Wie die Dinge lagen
Verfasst: 21.05.2011, 13:34
Wie die Dinge lagen
Kordhosen, dachte Menno, als er an dem Klamottenladen vorbeikam. Er blieb einen Moment stehen und sah ins Schaufenster. Was hatte er seine Mutter dafür gehasst. Dass sie ausschließlich und immer wieder und nie irgendwas anderes als Kordhosen für ihn kaufte, was hatte er sie dafür gehasst. Robuste, hübsch anzuschauende und dazu verlockend preiswerte Kordhosen, damals, vor 19 Jahren, als er gelernt hatte, wie man sich schämt, wann man sich schämt und vor allem wofür. Für seine Kordhosen schämte er sich. Für die braune, für die blaue und am meisten für die violette, oh Gott, ja, die violette, dieses Scheusal, in Farbe und Haptik vom Vorhang der Dorfschenke inspiriert und dazu obenrum viel zu eng, ständig zwickte irgendwas, es war die reinste Schikane. Er musste sie ertragen. Da half kein Bitten und kein Betteln und kein Fluchen und kein Türe knallen und keine Gemüseverweigerung, er konnte machen, was er wollte, seine Mutter zog ihr Diktat voll durch. Nein, er hatte sogar das Gefühl, seine offene Missbilligung ihrer Mode-Kompetenz feuerte ihre Kaufwut noch weiter an, und dass er sich am Ende doch jedesmal fügen musste, schien ihr dabei ein zusätzlicher Triumph zu sein.

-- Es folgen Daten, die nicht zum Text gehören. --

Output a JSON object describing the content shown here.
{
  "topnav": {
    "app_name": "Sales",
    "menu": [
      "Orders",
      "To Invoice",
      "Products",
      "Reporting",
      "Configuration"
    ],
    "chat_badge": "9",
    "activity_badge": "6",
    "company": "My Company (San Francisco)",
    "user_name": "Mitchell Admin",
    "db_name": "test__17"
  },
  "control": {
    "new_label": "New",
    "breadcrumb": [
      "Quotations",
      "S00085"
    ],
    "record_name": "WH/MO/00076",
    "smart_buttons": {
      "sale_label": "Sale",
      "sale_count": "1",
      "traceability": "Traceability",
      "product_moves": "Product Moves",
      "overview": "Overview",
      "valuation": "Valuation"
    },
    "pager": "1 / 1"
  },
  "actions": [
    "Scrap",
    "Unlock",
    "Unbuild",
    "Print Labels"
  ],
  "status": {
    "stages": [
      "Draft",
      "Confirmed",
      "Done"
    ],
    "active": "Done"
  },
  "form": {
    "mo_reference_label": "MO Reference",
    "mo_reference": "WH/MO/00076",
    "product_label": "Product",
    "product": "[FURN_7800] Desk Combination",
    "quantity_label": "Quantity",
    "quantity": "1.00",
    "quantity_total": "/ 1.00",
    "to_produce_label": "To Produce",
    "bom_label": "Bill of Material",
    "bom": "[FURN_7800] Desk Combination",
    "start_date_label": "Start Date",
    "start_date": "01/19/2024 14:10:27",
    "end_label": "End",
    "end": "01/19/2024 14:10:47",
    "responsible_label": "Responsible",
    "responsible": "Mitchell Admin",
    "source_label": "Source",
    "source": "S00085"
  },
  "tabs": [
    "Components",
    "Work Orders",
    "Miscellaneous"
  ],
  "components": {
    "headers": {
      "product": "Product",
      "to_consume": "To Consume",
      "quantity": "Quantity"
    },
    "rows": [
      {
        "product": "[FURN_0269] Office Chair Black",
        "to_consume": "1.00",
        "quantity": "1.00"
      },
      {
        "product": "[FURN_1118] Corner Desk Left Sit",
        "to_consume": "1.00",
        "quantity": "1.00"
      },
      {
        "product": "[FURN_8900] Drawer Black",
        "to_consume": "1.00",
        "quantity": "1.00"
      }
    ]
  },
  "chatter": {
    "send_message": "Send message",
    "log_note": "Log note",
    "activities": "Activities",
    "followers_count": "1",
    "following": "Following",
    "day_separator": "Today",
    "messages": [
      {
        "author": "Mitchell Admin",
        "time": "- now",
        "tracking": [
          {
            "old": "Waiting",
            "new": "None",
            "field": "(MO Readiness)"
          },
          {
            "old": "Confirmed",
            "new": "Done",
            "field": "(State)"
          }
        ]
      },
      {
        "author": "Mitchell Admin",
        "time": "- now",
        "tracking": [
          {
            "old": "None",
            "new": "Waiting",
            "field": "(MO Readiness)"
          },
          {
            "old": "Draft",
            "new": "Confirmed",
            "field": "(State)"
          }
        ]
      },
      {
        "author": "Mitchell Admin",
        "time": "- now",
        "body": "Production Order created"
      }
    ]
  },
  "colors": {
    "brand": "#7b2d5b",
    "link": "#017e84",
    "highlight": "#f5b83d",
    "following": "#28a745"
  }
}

Anders konnte er sich nicht erklären, dass sie einfach nicht begriff. Begreifen wollte, was er ihr wieder und wieder erklärt hatte. Wieder und wieder hatte er es ihr erklärt. Versucht zu erklären, wie die Dinge lagen, denn das spürte er schon ziemlich genau, nur konnte er es noch nicht genau erklären, und möglicherweise war das sein Problem. Dass es bei den Hosen eines 13-Jährigen nämlich eigentlich gar nicht um Mode ging, sondern um Etiketten, um Labels, also irgendwie doch um Mode, aber in einem ganz konservativen Sinn, reduziert oder erweitert auf ihre soziale Funktion. Es ging um Status, um Akzeptanz, um das klasseninterne Zwei-Klassen-System und um Diskriminierung in diesem System. Ja, er fühlte sich diskriminiert, damals in der Siebten.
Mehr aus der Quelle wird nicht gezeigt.